Attention networks are used in AlphaFold 2.

Emergent Semantics?

In image processing, successive layers capture features at increasing levels of abstraction.
Often (parts of) networks are shared, to better capture structure and meaning. For example, AlphaGo Zero learnt better in part by having a single neural network for policy and value.
In zero-shot translation, a network translated between new pairs of languages; apparently based on an internal language.

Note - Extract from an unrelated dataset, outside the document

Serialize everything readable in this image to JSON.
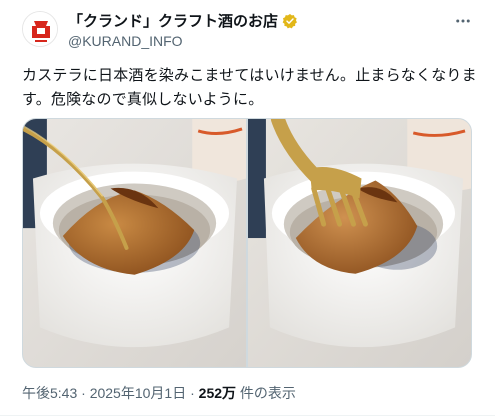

Capabilities of Artificial Intelligence

Make moves that we can appreciate.
Judge value based on future rewards.
Show originality.
Acquire tacit (to us) knowledge.
Work with limited and/or unstructured data, by self-play, using synthetic tasks and by self-supervised learning.
Organize objects naturally and efficiently, capturing composition, abstraction etc.
Discover concepts by solving problems?

Artificial Intelligence

for

Mathematical Proofs?

We can iteratively do and improve at doing:
- accumulate knowledge.
- digest the knowledge.
- solve (& pose) problems, prove theorems:
  - whose answer we want,
  - to accumulate knowledge,
  - as exercises to digest knowledge.
- develop judgements: truth, importance, difficulty.
Results may stagnate or be confined to some types and/or some areas.

We need good constructions and choices for:
- outcomes,
- composite moves, hence parameters for policy,
- integration with experimentation,
- integration with domain specific solvers and other software,
- integration with (human) mathematics,
- strategies: e.g., how long to keep trying.

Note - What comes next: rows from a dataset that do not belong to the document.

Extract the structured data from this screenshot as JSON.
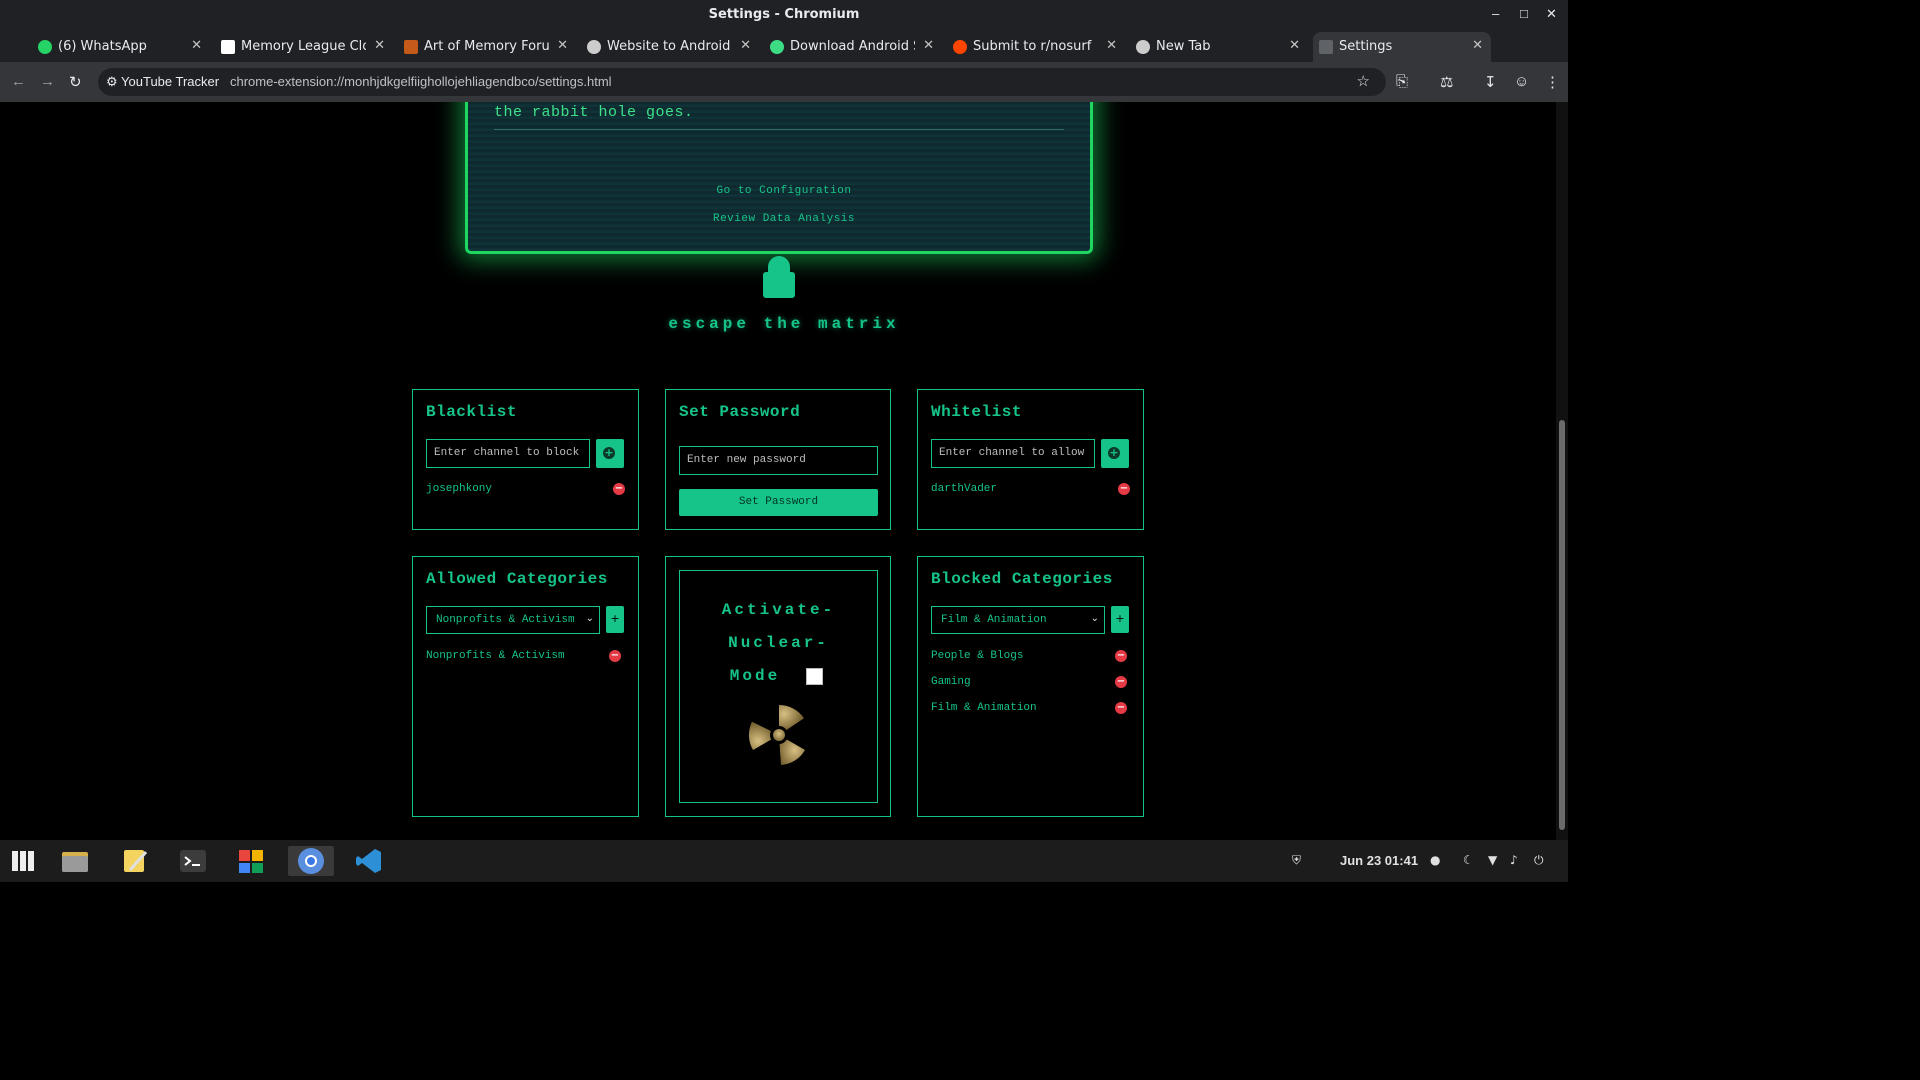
{
  "window": {
    "title": "Settings - Chromium"
  },
  "tabs": [
    {
      "label": "(6) WhatsApp",
      "color": "#25D366"
    },
    {
      "label": "Memory League Clon",
      "color": "#ffffff"
    },
    {
      "label": "Art of Memory Forum",
      "color": "#c45a1a"
    },
    {
      "label": "Website to Android Ap",
      "color": "#cccccc"
    },
    {
      "label": "Download Android St",
      "color": "#3ddc84"
    },
    {
      "label": "Submit to r/nosurf",
      "color": "#ff4500"
    },
    {
      "label": "New Tab",
      "color": "#cccccc"
    },
    {
      "label": "Settings",
      "color": "#5f6368"
    }
  ],
  "toolbar": {
    "chip_label": "YouTube Tracker",
    "url": "chrome-extension://monhjdkgelfiighollojehliagendbco/settings.html"
  },
  "page": {
    "quote_text": "the rabbit hole goes.",
    "links": [
      "Go to Configuration",
      "Review Data Analysis"
    ],
    "escape_title": "escape the matrix",
    "accent_color": "#16c48a"
  },
  "blacklist": {
    "title": "Blacklist",
    "placeholder": "Enter channel to block",
    "items": [
      "josephkony"
    ]
  },
  "password": {
    "title": "Set Password",
    "placeholder": "Enter new password",
    "button": "Set Password"
  },
  "whitelist": {
    "title": "Whitelist",
    "placeholder": "Enter channel to allow",
    "items": [
      "darthVader"
    ]
  },
  "allowed_categories": {
    "title": "Allowed Categories",
    "selected": "Nonprofits & Activism",
    "add_label": "+",
    "items": [
      "Nonprofits & Activism"
    ]
  },
  "nuclear": {
    "lines": [
      "Activate-",
      "Nuclear-",
      "Mode"
    ],
    "checked": false
  },
  "blocked_categories": {
    "title": "Blocked Categories",
    "selected": "Film & Animation",
    "add_label": "+",
    "items": [
      "People & Blogs",
      "Gaming",
      "Film & Animation"
    ]
  },
  "taskbar": {
    "clock": "Jun 23  01:41",
    "apps": [
      "apps-menu-icon",
      "files-icon",
      "text-editor-icon",
      "terminal-icon",
      "software-store-icon",
      "chromium-icon",
      "vscode-icon"
    ]
  }
}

Machine learning is being used in Automated and Interactive theorem proving for premise selection as well as choosing tactics and parameters.
I have been working on a system which I call ProvingGround along the lines sketched here.
It is also valuable to be able to learn from existing mathematics, which could use formalized libraries and natural language processing.
However, for computer proofs to be useful, we would like to learn from computer proofs.

A question on a blog of Terence Tao, asked to him by Apoorva Khare, was answered in PolyMath 14.
A crucial step in the discovery was a computer generated but human readable proof I posted.

The computer proof was studied by Pace Nielsen, who extracted the internal repetition trick.
This was extended by Pace Nielsen and Tobias Fritz and abstracted by Terence Tao.
From this Fritz obtained a key lemma, which was used by Terrence Tao to answer the question in the negative, and give a more general result.
This was published as PolyMath 14 with 6 authors (including Lior Silberman).
A natural question is the replicability of the computer proof, which was originally produced in an interactive session.

Indeed, a script gives a similar proof.